Parties urged to accelerate electoral preparations

By Mamer Abraham

 

South Sudanese Network for Democracy and Election (SSuNDE) has called for speedy preparation for the 2024 elections.

Executive director of the civil society organisation, Galdino Ochama Ojok said that is limited time left to conduct elections.

Ojok urged parties to the agreement to double their efforts to ensure timely implementation of critical tasks to avoid obstructing elections.

“We are left with thirteen months until the election period; I think that period is not enough; we need to pull our socks,” Ojok said in an exclusive interview.

Ojok said that the national election body needs to be very busy right now to put all the other processes right.

“We in civil society also need to move very fast in order to ensure that our people are well-informed,” he added.

The activist noted that the political parties must demonstrate political will to ensure that civil society carries out activism to educate citizens on elections.

“But all this I am saying goes back to the political will of our leaders. Do they need a good election where people participate fully with the full understanding that they are electing their rightful leaders, people whom they will question in the future?” Ojok continued.

Mr. Ojok hailed the reconstitution of the National Electoral Commission, the National Constitutional Review Commission, and the Political Parties Council (PPC), stressing the need for the bodies to hold utmost transparency and accountability.

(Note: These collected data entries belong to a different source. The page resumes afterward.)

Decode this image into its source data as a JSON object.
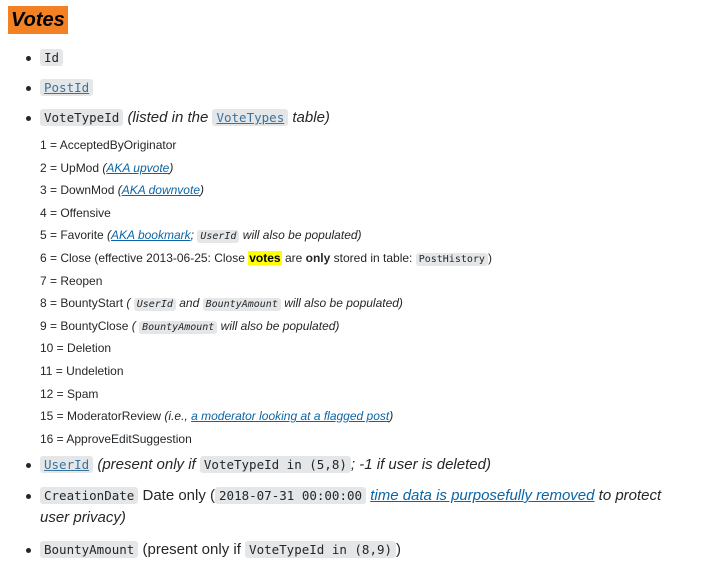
{
  "title": "Votes",
  "fields": {
    "id": {
      "code": "Id"
    },
    "post_id": {
      "code": "PostId"
    },
    "vote_type_id": {
      "code": "VoteTypeId",
      "desc_pre": "(listed in the",
      "link_code": "VoteTypes",
      "desc_post": "table)",
      "types": {
        "t1": "1 = AcceptedByOriginator",
        "t2": {
          "label": "2 = UpMod",
          "pre": "(",
          "link": "AKA upvote",
          "post": ")"
        },
        "t3": {
          "label": "3 = DownMod",
          "pre": "(",
          "link": "AKA downvote",
          "post": ")"
        },
        "t4": "4 = Offensive",
        "t5": {
          "label": "5 = Favorite",
          "pre": "(",
          "link": "AKA bookmark",
          "sep": ";",
          "code": "UserId",
          "post": "will also be populated)"
        },
        "t6": {
          "label": "6 = Close (effective 2013-06-25: Close",
          "highlight": "votes",
          "mid": "are",
          "bold": "only",
          "rest": "stored in table:",
          "code": "PostHistory",
          "post": ")"
        },
        "t7": "7 = Reopen",
        "t8": {
          "label": "8 = BountyStart",
          "pre": "(",
          "code1": "UserId",
          "and": "and",
          "code2": "BountyAmount",
          "post": "will also be populated)"
        },
        "t9": {
          "label": "9 = BountyClose",
          "pre": "(",
          "code": "BountyAmount",
          "post": "will also be populated)"
        },
        "t10": "10 = Deletion",
        "t11": "11 = Undeletion",
        "t12": "12 = Spam",
        "t15": {
          "label": "15 = ModeratorReview",
          "pre": "(i.e.,",
          "link": "a moderator looking at a flagged post",
          "post": ")"
        },
        "t16": "16 = ApproveEditSuggestion"
      }
    },
    "user_id": {
      "code": "UserId",
      "pre": "(present only if",
      "cond": "VoteTypeId in (5,8)",
      "post": "; -1 if user is deleted)"
    },
    "creation_date": {
      "code": "CreationDate",
      "text": "Date only (",
      "example": "2018-07-31 00:00:00",
      "link": "time data is purposefully removed",
      "post_line1": "to protect",
      "post_line2": "user privacy)"
    },
    "bounty_amount": {
      "code": "BountyAmount",
      "pre": "(present only if",
      "cond": "VoteTypeId in (8,9)",
      "post": ")"
    }
  },
  "colors": {
    "title_bg": "#f48024",
    "link": "#0c65a5",
    "code_bg": "#e4e6e8",
    "highlight": "#ffff00"
  }
}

“Let these bodies be transparent and accountable to the people of South Sudan. They are reconstituted to take the people of South Sudan to the next level,” he urged.

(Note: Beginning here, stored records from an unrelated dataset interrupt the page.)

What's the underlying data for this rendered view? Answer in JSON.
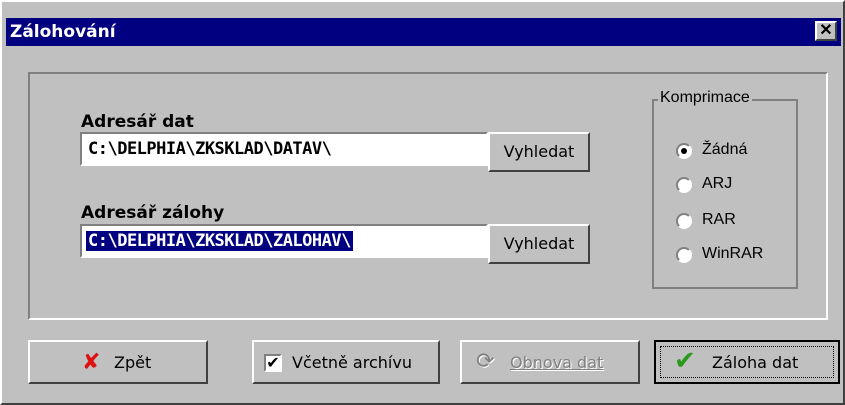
{
  "window": {
    "title": "Zálohování",
    "close": "✕"
  },
  "data_dir": {
    "label": "Adresář dat",
    "value": "C:\\DELPHIA\\ZKSKLAD\\DATAV\\",
    "button": "Vyhledat"
  },
  "backup_dir": {
    "label": "Adresář zálohy",
    "value": "C:\\DELPHIA\\ZKSKLAD\\ZALOHAV\\",
    "button": "Vyhledat"
  },
  "compression": {
    "title": "Komprimace",
    "options": [
      {
        "label": "Žádná",
        "selected": true
      },
      {
        "label": "ARJ",
        "selected": false
      },
      {
        "label": "RAR",
        "selected": false
      },
      {
        "label": "WinRAR",
        "selected": false
      }
    ]
  },
  "footer": {
    "back": {
      "label": "Zpět",
      "icon": "red-x-icon"
    },
    "include_archive": {
      "label": "Včetně archívu",
      "checked": true
    },
    "restore": {
      "label": "Obnova dat",
      "enabled": false,
      "icon": "refresh-icon"
    },
    "backup": {
      "label": "Záloha dat",
      "icon": "green-check-icon"
    }
  },
  "colors": {
    "titlebar": "#000080",
    "face": "#c0c0c0",
    "check": "#2a9a1a",
    "x": "#e01010"
  }
}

The latest report that was presented to the UN Security Council by UN Secretary-General Antonio Guterres indicated that little progress has been made in the peace roadmap implementation.

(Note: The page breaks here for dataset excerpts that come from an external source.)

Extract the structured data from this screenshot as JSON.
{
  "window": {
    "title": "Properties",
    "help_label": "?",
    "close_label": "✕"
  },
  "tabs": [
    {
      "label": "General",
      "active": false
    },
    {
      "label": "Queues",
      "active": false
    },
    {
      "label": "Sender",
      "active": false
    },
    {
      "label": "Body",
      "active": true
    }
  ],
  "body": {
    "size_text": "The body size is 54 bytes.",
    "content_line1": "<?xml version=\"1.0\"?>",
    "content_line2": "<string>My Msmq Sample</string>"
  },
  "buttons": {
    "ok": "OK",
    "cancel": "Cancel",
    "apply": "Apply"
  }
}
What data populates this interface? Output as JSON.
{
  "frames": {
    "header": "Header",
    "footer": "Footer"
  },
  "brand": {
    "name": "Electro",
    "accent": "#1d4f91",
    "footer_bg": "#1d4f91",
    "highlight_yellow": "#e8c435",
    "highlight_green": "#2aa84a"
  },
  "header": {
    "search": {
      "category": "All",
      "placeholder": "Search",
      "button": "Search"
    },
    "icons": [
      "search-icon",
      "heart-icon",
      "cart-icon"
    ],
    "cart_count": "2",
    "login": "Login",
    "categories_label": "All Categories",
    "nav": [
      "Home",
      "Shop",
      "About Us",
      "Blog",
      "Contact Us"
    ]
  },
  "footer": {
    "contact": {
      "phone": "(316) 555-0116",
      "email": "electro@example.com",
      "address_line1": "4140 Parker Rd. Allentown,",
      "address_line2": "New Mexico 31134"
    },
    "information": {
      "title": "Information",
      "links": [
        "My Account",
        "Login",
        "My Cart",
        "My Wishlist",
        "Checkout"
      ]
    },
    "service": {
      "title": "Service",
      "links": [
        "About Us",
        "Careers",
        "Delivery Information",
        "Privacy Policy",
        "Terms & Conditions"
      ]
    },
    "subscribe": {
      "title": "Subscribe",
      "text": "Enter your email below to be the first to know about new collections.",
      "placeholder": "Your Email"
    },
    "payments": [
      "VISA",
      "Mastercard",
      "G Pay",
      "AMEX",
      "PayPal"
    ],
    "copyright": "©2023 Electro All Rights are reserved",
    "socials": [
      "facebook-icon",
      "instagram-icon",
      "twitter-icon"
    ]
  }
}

The report seen by No. 1 Citizen urged the government to double its efforts to ensure that the country is ready for elections without fail.

Opposition parties had been complaining of a lack of political space for them to carry out rallies across the country.

They also maintained that elections should not be conducted without the completion of all the critical tasks, including the permanent constitution-making process, the census, and the deployment of forces, among others.

In September, the national minister for information, Michael Makuei Lueth, stated that the outstanding tasks were not conditions for an election.

He instated that the country must conduct elections without fail regardless of differences among political parties.

Last week, President Salva Kiir Mayardit reconstituted three key election bodies: the National Constitutional Review Commission (NCRC), the National Elections Commission (NEC), and the Political Parties Council (PPC).

Stephen Par Kuol, the national minister of peacebuilding in the same week, also said the country was not prepared for elections because the preparations were limited.